New York Theater Buzz: Child's Play, March 2016

FLY (photo: Jim Cox)
By Jacquelin Carnegie
For Kids & Adults
New Victory Theater (209 West 42nd St) Until March 27, 2016; For ages 10 & up
     Children's theater often doesn't get the recognition it deserves but, for the past 20 years, The New Vic has consistently presented outstanding work. FLY is better than the last three shows I've seen on Broadway. In fact, it's downright fantastic. A talented ensemble cast, great staging, and an imaginative set create a you-are-there immersion experience.
     FLY is the story of World War II pilots known as the Tuskegee Airmen, the first African-American, Army Air Corp fighters. Their pilot training began in 1941 at a segregated army airfield in Tuskegee, Alabama. (Prior to 1941, blacks weren't even allowed to fly for the U.S. military.) Denigrated and underestimated just because of the color of their skin, these chosen few had to prove their value and valor on the ground and in the air. Also called "Red Tails" for their P-51 Mustang fighters, the Tuskegee Airmen never lost an escorted plane to the enemy during the course of World War II.
     Their bravery and commitment was astonishing considering they were fighting for freedom and rights they themselves were still denied.
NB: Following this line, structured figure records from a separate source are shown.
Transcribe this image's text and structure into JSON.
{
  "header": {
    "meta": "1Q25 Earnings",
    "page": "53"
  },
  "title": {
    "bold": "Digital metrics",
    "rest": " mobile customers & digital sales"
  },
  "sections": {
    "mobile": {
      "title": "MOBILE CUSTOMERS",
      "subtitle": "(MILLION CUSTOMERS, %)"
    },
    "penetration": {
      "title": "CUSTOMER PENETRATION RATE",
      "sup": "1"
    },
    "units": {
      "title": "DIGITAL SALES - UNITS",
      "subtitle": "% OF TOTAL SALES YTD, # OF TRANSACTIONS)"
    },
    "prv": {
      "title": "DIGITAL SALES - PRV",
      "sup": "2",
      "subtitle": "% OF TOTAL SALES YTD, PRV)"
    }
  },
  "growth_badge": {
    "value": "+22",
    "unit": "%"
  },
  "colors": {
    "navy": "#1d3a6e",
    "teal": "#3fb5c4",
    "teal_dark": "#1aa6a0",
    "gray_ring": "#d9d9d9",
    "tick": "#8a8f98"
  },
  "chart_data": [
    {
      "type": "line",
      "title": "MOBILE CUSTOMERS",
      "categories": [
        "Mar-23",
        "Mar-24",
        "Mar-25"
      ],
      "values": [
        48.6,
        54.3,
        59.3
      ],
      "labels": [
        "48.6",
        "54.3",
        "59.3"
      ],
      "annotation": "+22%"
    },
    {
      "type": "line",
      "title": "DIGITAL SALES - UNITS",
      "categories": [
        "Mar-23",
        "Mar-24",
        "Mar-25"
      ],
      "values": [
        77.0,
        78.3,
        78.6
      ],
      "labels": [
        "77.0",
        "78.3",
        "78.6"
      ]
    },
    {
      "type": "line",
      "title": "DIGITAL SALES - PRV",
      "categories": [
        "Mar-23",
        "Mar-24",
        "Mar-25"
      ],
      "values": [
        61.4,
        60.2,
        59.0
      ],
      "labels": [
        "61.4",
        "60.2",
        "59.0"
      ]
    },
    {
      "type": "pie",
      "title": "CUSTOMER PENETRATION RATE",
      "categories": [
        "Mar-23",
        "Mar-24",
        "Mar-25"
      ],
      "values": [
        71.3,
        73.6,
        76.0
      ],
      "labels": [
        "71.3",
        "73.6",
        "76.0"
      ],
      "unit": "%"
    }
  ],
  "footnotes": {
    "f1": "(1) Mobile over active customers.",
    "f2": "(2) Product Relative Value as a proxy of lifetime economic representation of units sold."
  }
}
It took over 60 years for the men to be officially recognized for their extraordinary combat record.
     In this Pasadena Playhouse/Crossroads Theatre Company production of FLY, four terrific actors represent a microcosm of the 994 actual Tuskegee Airmen: W.W. (Brooks Brantly), a cool cat from Chicago; Oscar (Terrell Wheeler), a country boy "race man;" J. Allen (Damian Thompson), an erudite gent from the British West Indies; and Chet (Desmond Newson), an underage flying enthusiast from Harlem. Written by Trey Ellis and Ricardo Khan (who also directs), FLY will make you laugh, it will make you cry, it will make you care. As the character Chet says, "history is the river we stand in." But, since we are still wading in the waters of racism, prejudice, and intolerance, this tale of Tuskegee Airmen is as relevant today as it was in the 1940s.

Editor's Note: The New Vic run is over, but you can see FLY April 7-17, 2016 at Crossroads Theatre in New Brunswick, NJ. (There's lots of great theater beyond NYC!)